Мозг его лихорадочно работал, просчитывая различные возможности, варианты, опасности и подстраховки. Он мог сделать только одно. Возможно, ее это не убедит. Но наверняка заставит заткнуться.
— Джемма, — проговорил он, — ты не согласишься выйти за меня замуж?
Георгина, 1987
Она просто не представляла себе, как ему об этом сказать. Всякий раз, когда она раздумывала на эту тему, перед ней возникало его тонкое, страдальческое лицо, она отчетливо представляла себе, как лицо это заливается краской смущения, и отказывалась от своего намерения.

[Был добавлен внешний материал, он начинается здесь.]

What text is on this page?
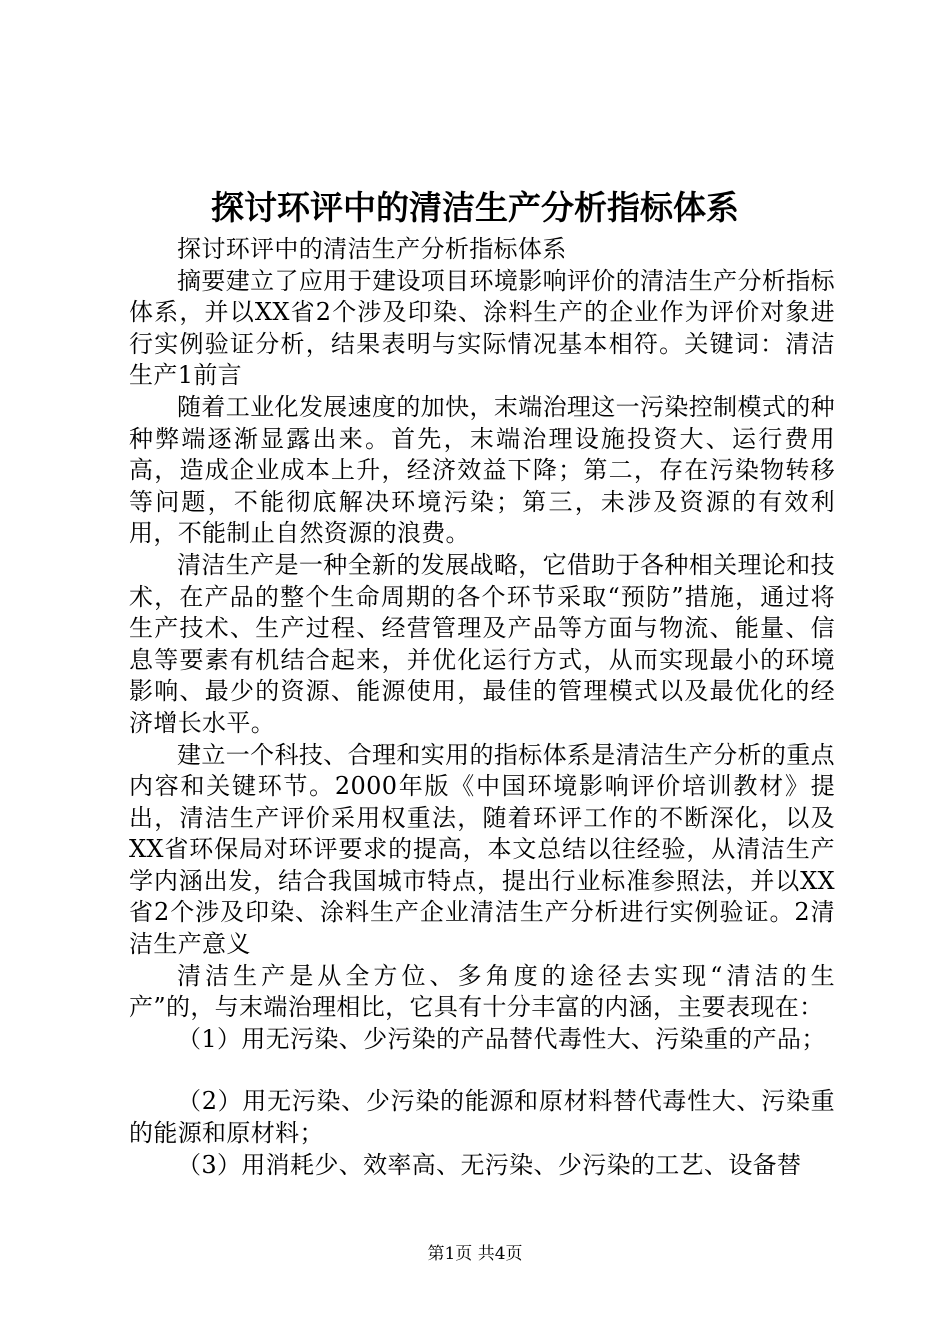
探讨环评中的清洁生产分析指标体系

探讨环评中的清洁生产分析指标体系

摘要建立了应用于建设项目环境影响评价的清洁生产分析指标体系，并以XX省2个涉及印染、涂料生产的企业作为评价对象进行实例验证分析，结果表明与实际情况基本相符。关键词：清洁生产1前言

随着工业化发展速度的加快，末端治理这一污染控制模式的种种弊端逐渐显露出来。首先，末端治理设施投资大、运行费用高，造成企业成本上升，经济效益下降；第二，存在污染物转移等问题，不能彻底解决环境污染；第三，未涉及资源的有效利用，不能制止自然资源的浪费。

清洁生产是一种全新的发展战略，它借助于各种相关理论和技术，在产品的整个生命周期的各个环节采取“预防”措施，通过将生产技术、生产过程、经营管理及产品等方面与物流、能量、信息等要素有机结合起来，并优化运行方式，从而实现最小的环境影响、最少的资源、能源使用，最佳的管理模式以及最优化的经济增长水平。

建立一个科技、合理和实用的指标体系是清洁生产分析的重点内容和关键环节。2000年版《中国环境影响评价培训教材》提出，清洁生产评价采用权重法，随着环评工作的不断深化，以及XX省环保局对环评要求的提高，本文总结以往经验，从清洁生产学内涵出发，结合我国城市特点，提出行业标准参照法，并以XX省2个涉及印染、涂料生产企业清洁生产分析进行实例验证。2清洁生产意义

清洁生产是从全方位、多角度的途径去实现“清洁的生产”的，与末端治理相比，它具有十分丰富的内涵，主要表现在：

（1）用无污染、少污染的产品替代毒性大、污染重的产品；

（2）用无污染、少污染的能源和原材料替代毒性大、污染重的能源和原材料；

（3）用消耗少、效率高、无污染、少污染的工艺、设备替

第1页 共4页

На протяжении первых нескольких дней после рождения ребенка она была одержима этими мыслями почти так же, как самим ребенком. Все эти дни она лежала на высокой кровати и держала ребенка на руках, или кормила его, или просто благоговейно глядела на то, как он спит — все еще в той же самой позе, в какой он рос в ее чреве; она рассматривала своего сына, великолепного сына, с его маленькими ручками, сжатыми в кулачки, с маленькими скрюченными ножками, с копенкой темных волос, с еще не сфокусированными, но такими сосредоточенными голубыми глазками; рассматривала и изучала и само это крошечное существо, и все то, что составляло пока его жизнь, — как он спит, плачет, ест. И чувствовала такую любовь, такую нежность, такое яростное желание и готовность защитить его, каких она даже не могла бы и вообразить себе еще совсем недавно. А в перерывах между приступами всех этих чувств Георгина думала о Мартине, который был столь важен для нее как часть начавшейся жизни ее ребенка, и понимала: он должен узнать, что ей все известно, должен увидеть ее ребенка, должен иметь возможность подержать его на руках, любить его, войти в его жизнь и стать ее частью, как он стал сейчас, задним числом и каким-то очень странным образом, частью ее жизни. Но она просто представить себе не могла, как сказать ему обо всем этом.